The economic rationale for a competition-oriented approach to replace a traditional trade barriers approach to trade negotiations is twofold.  First, it more directly focuses on the impact of policy measures on the efficient functioning of global markets.   Second, it includes under its purview a wider range of policy instruments that affect international competition.  All the economic arguments that have traditionally been made in support of trade liberalization per se would apply to negotiations aimed at removing barriers that impede international competition.  Such negotiations would further enhance the functioning of international markets.

Adam Smith, in The Wealth of Nations, was the first to articulate in a comprehensive way trade liberalization as a means of obtaining the economic benefits of market competition.  He treated open trade as a subset of his more general argument for free and open market competition.  Opening national markets to global competition as the principal objective of trade liberalization is solidly rooted in the history of economic thought.

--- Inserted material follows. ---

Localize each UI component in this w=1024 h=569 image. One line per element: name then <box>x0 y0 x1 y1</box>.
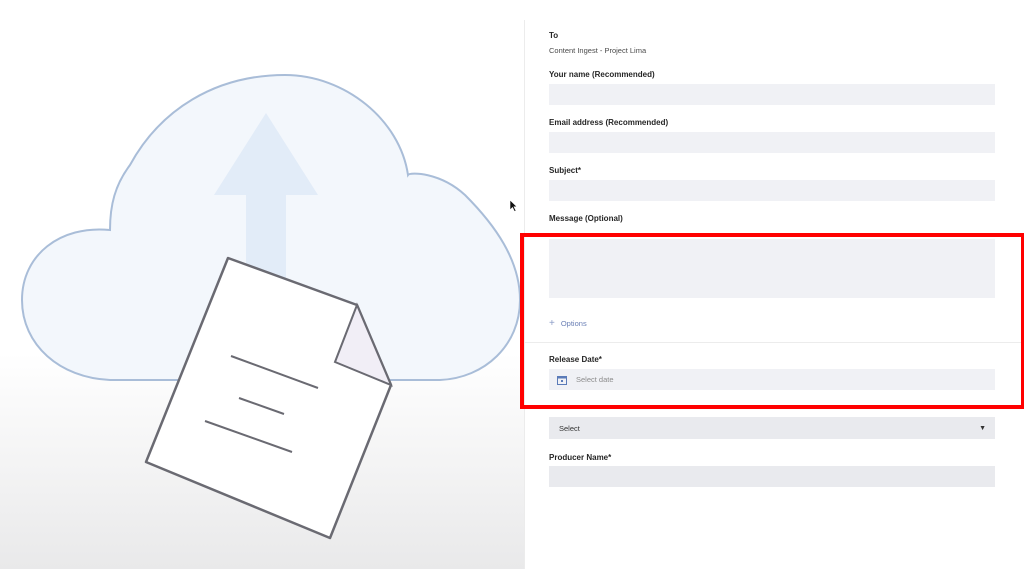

Relevance of New Paradigm to Developing Countries

Developing countries might be inclined to question the relevance to them of many of these changes in the world economy, since an abundant supply of unskilled workers and a limited supply of capital restrict the prospects for automating production in their economies. Moreover, much of the economic development process involves the accumulation of enough capital to bring a country more fully into the industrial economy. This perspective, however, misses a fundamental point. The economic prosperity of developed as well as developing countries today are tied to world markets. What producers from any one country can sell in foreign markets is dictated by what producers from every other country are offering for sale.

Goods and services produced in developing countries for sale in world markets have to meet the requirements of the new paradigm. Products have to meet current consumer tastes, and production has to adjust rapidly to shifts in consumer tastes to avoid wasteful inventory build-up and loss of market share. There is a niche for cheap, low quality, undifferentiated products, but that is a heavily populated niche. Such products also contain little value-added and therefore will not sustain the increases in real income, which all countries seek.

In order to lift the living standard of their people, developing countries must seek to move to higher value production. That, in turn, means producing parts and components, business services and other inputs used in the global production of high quality goods and services.

Many developing countries have a large pool of educated and skilled workers who are well qualified to produce world-class professional services. However, they will not be able to do so unless they are given access to world quality support services, in particular, a modern telecommunication and transportation system. Analysts at the World Bank and the Asian Development Bank have identified the lack of adequate infrastructure investment as the major obstacle to sustained growth in many high growth developing country economies.

In summary, if developing countries want to take advantage of the opportunities created by the new economic revolution they must seek to reform their domestic regulations.  What they do to open up competition and improve economic efficiency by removing regulatory and other obstacles to the production of efficient goods and services will increasingly determine their economic growth and prosperity.